This repository contains a crawler for Mindfactory, a German eCommerce shop (for computer hardware). The crawler extracts the data contained on every single product page and stores the scraped products and reviews in a SQLite database consisting of two tables.
Each product has the following properties:
- ID (SQLite identifier)
- URL
- Product name
- Brand name
- Category (i.e. CPU)
- EAN
- SKU
- Items sold (count)
- People watching (count)
- RMA quote (in percent)
- Average rating (from 1.0 to 5.0)
- Shipping (information on availability)
- Price (in Euro)
Additionally, for every product all reviews are collected and stored in a separate SQLite table. An entry in this table has the following properties:
- Product ID (reference to the corresponding ID in the product table)

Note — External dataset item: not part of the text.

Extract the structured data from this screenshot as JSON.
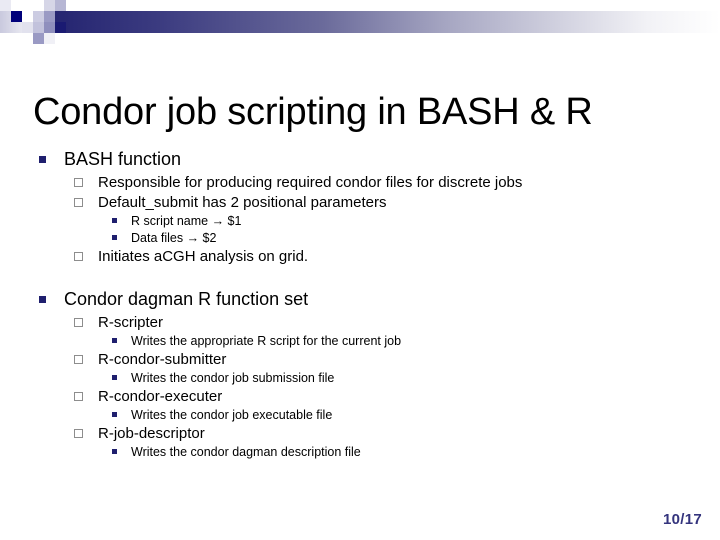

- Stars (rating, from 1 to 5)
- Text (not tokenized/pre-processed in any kind)
- Author
- Date (YYYY-MM-DD)
- Verified (if the customer actually bought the product at Mindfactory)
- Python 3 (>= 3.5)
- scrapy (>= 1.6.0)
- SQLite3
scrapy crawl mindfactory_products
The scraper can be deployed using scrapyd. In order to do that, just run scrapyd-deploy with the address to the server running scrapyd. Afterwards the scraper can be used with scrapyd.
python scrapyd-deploy